Hier soir j'ai dîné seul en écoutant «On refait le monde», sur RTL. Cette émission peut être le lieu de vifs échanges, mais là pas de bol, les trois orateurs étaient tous entièrement d'accord, pour considérer que les mesures envisagées par le président pour réprimer la délinquance et la criminalité d'origine étrangère étaient la pire solution possible, à un problème qui n'existait d'ailleurs pas vraiment. Et ce n'était pas l'animateur à quatre pattes sous la table, qui les contredisait. Cela donnait un «débat» consensuel, façon humaniste, tout en menus ronchonnements rataplats.
Coup double. A quelques jours d'intervalle des amis du nord, partant en vacances vers le sud, ont fait halte une nuit chez moi, puis des amis du sud, partant en vacances dans le nord, ont fait de même. Au passage ils m'ont gentiment offert, qui une bouteille de calvados, qui une d'armagnac. Le parallélisme de leurs gestes était souligné par la similitude du triple emballage : boîte en carton, papier-cadeau, sac en kraft.
A ce sujet j'observe le destin différent de ces deux noms d'alcools, pourtant d'égale longueur : calvados s'abrège souvent en «calva», mais je n'ai jamais entendu parler d' «arma».
Vendredi dernier, l'ami Talmont étant venu déjeuner, je l'ai emmené après le café faire un tour dans les bois. A la Rigeasse, comme je lui montrais un petit peuplier que j'ai planté récemment, je me suis aperçu que nous étions observés par un hibou moyen-duc, posé tout près de nous, à pas même trois mètres de hauteur. C'était la première fois que je rencontrais ce bel animal. Le perchoir doit lui être familier, car j'avais remarqué depuis quelque temps le sol constellé de chiures à cet endroit. J'ai lu ensuite dans le guide des Rapaces nocturnes de Théodore Mebs, que dans la journée cet oiseau a en effet coutume de se tenir ainsi «dressé, sur une branche d'arbre (en l'occurrence un orme), tout près du tronc», et que la position relevée de ses aigrettes était un signe d'inquiétude. Il est resté une bonne trentaine de secondes immobile avant de s'envoler.

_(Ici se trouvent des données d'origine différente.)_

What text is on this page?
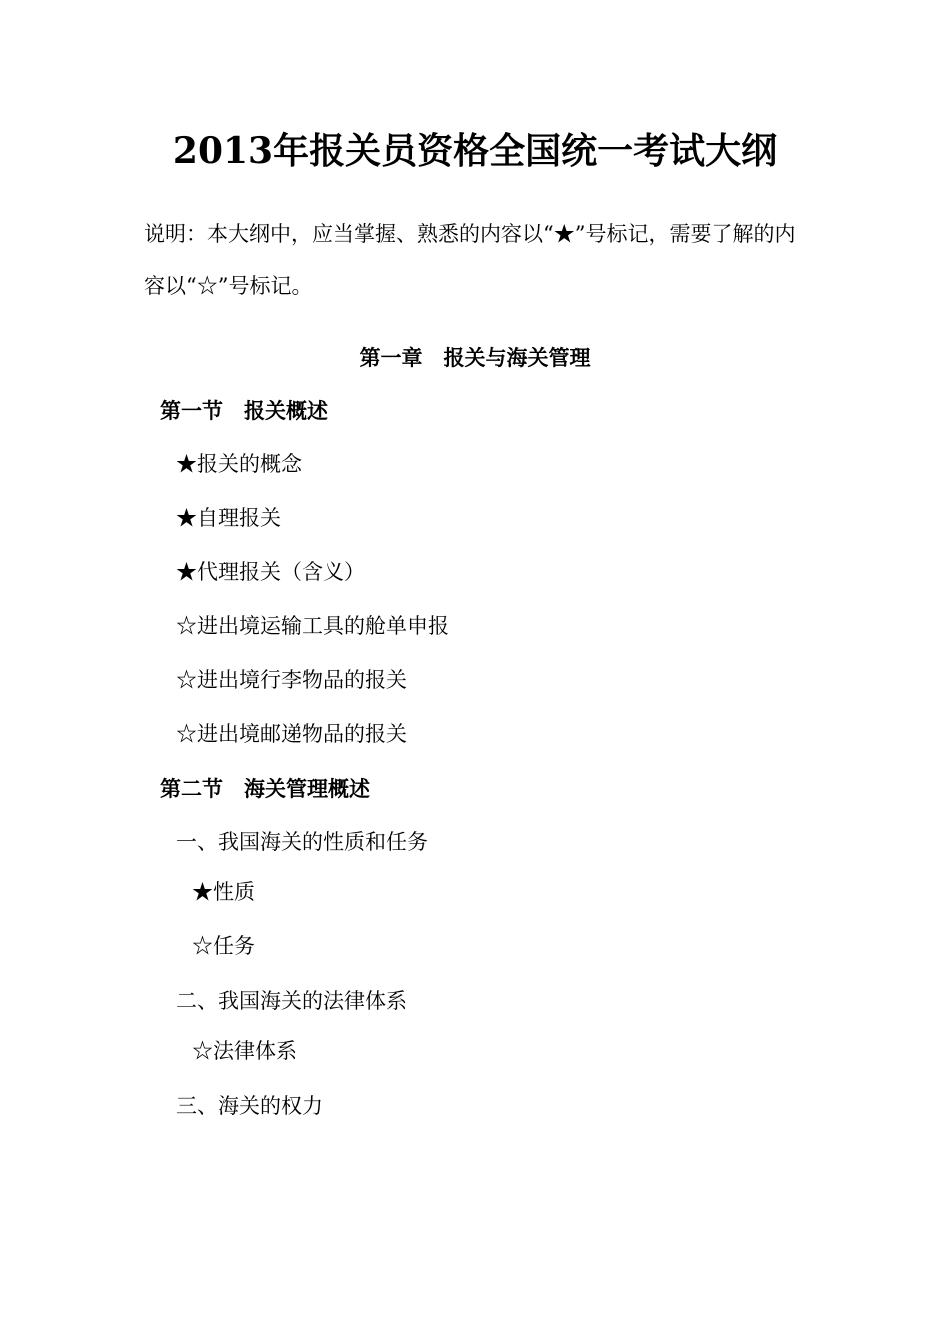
2013年报关员资格全国统一考试大纲
说明：本大纲中，应当掌握、熟悉的内容以“★”号标记，需要了解的内容以“☆”号标记。
第一章　报关与海关管理
第一节　报关概述
★报关的概念
★自理报关
★代理报关（含义）
☆进出境运输工具的舱单申报
☆进出境行李物品的报关
☆进出境邮递物品的报关
第二节　海关管理概述
一、我国海关的性质和任务
★性质
☆任务
二、我国海关的法律体系
☆法律体系
三、海关的权力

Cette saison me permet d'en avoir le coeur net : les cornouillers de la Rigeasse sont des cornouillers dits «mâles» (Cornus mas) à grosses drupes rouges, ceux de Volebière des cornouillers sanguins (Cornus sanguinea) aux fruits plus petits et noirs, comme ceux de Cunèges. Collectionner les arbres demande un peu de métier, l'air de rien.